Caminho pelas fronteiras do mar a catar os destroços dos náufragos. Tudo aquilo que chegou até a areia pelo bem entender das correntes marinhas – que nem vemos e quase não as entendemos. Passo meus dias aqui a esperar os amores que viraram lembranças, as embarcações que desfizeram-se em restos de madeira. Repare que até as conchas contam suas histórias. À beira-mar quase nada chega inteiro. Coleciono pedaços de vidas que não lograram ser tudo o que sonhavam.

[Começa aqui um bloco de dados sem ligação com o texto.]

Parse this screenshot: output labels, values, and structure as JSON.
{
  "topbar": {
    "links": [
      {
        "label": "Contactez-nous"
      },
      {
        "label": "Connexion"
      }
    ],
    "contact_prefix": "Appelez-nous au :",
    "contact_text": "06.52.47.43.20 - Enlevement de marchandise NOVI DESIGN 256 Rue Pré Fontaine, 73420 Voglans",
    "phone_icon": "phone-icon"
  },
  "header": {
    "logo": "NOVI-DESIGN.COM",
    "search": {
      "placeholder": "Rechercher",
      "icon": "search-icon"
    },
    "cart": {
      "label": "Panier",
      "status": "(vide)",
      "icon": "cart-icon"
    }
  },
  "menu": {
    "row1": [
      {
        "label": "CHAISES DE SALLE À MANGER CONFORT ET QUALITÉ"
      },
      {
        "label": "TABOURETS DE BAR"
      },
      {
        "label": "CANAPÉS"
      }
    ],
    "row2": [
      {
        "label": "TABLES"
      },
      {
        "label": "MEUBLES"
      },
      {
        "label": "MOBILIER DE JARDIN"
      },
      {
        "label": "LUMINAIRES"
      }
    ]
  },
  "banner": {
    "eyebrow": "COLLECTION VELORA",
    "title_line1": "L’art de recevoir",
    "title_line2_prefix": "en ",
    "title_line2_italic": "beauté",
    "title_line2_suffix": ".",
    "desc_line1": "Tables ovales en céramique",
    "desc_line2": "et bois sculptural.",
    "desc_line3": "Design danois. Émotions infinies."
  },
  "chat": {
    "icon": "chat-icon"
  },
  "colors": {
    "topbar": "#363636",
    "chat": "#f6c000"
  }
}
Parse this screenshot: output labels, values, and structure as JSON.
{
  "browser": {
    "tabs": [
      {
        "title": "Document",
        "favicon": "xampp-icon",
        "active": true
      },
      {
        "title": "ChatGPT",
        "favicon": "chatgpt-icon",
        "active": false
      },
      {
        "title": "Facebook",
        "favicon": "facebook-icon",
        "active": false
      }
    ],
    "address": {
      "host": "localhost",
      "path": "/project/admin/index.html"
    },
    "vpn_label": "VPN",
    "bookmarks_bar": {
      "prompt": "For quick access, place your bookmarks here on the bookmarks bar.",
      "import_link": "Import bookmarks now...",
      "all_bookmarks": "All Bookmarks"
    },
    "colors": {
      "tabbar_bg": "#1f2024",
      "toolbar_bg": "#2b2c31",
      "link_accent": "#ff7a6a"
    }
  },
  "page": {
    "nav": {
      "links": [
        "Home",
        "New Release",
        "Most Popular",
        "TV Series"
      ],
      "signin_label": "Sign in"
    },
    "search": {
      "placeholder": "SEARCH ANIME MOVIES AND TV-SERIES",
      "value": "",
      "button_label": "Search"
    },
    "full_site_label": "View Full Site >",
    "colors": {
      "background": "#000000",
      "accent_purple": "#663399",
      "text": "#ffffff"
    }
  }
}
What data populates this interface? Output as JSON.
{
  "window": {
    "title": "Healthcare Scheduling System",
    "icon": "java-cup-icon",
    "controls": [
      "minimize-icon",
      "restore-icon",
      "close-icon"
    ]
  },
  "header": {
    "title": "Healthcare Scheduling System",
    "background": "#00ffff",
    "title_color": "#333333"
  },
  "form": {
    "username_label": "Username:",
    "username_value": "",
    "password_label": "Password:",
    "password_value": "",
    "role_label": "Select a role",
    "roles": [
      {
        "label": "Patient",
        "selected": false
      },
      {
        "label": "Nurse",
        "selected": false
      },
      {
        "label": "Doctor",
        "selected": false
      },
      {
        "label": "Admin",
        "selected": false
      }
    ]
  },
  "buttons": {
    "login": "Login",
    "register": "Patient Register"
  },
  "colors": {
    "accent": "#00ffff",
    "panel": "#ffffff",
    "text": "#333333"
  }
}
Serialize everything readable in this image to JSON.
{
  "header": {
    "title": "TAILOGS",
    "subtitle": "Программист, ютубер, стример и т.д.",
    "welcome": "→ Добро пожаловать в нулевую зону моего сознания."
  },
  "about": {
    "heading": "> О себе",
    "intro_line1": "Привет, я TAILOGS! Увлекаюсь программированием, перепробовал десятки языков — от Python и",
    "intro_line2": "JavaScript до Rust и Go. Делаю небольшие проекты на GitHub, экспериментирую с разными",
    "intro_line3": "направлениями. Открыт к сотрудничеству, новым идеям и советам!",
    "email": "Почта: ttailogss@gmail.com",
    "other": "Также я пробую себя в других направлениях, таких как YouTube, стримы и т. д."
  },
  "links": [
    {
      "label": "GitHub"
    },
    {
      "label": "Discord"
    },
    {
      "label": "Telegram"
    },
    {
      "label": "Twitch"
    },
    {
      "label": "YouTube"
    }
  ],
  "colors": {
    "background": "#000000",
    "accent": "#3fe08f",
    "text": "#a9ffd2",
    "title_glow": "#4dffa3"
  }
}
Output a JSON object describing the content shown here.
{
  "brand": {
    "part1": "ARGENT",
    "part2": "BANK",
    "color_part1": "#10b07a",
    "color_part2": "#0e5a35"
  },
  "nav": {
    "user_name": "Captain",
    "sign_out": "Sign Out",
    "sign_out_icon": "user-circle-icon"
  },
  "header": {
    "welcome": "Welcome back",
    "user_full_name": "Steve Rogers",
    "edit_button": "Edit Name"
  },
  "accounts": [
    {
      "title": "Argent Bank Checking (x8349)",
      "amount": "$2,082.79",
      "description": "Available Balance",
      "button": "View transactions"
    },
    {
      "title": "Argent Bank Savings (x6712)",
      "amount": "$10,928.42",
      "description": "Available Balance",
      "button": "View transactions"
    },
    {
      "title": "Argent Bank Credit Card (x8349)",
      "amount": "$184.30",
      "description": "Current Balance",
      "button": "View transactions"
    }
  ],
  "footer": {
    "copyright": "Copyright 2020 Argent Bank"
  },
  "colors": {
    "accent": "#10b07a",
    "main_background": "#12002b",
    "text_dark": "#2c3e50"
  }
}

Não me interessam as conchas inteiras. Elas ainda não viveram o suficiente para terem algo a dizer de dentro de potes de vidro colocados na minha sala de visita. Coleciono os sorrisos de todos aqueles que viram o mar pela primeira vez, respingados pelo olhar brilhoso de sofreguidão e ansiedade diante do desconhecido: verão o mar muitas vezes ainda, e jamais o conhecerão. Coleciono chegadas e partidas, daqueles que passam de carro atulhado de malas e ventiladores, ainda uma última vez antes de afundarem-se em saudade dos dias passados em companhia do mar e do sol; dos pequeninos que não voltarão jamais, pois ano que vem serão outras pessoas em outros corpos e já poderão entrar até depois do quebrar das ondas.
Assim ocupo minha vida, a recolher as histórias acabadas e as que ficaram em pedaços… ando por aqui a montar quebra-cabeças dos corações alheios. Não discuto emoções. Reparo que as pessoas, assim como as embarcações, dificilmente resistem às tempestades. Por vezes elas até são precavidas, ouvem com cuidado as previsões do tempo, sempre estão em dia com os itens de segurança e a manutenção. Mas… nem tudo parece estar ao nosso alcance. Mas… quando são pegos de surpresa o choque causa devastações irreversíveis. E tudo vai ficando pelo mar, e o caminho absolve as marcas das desatenções…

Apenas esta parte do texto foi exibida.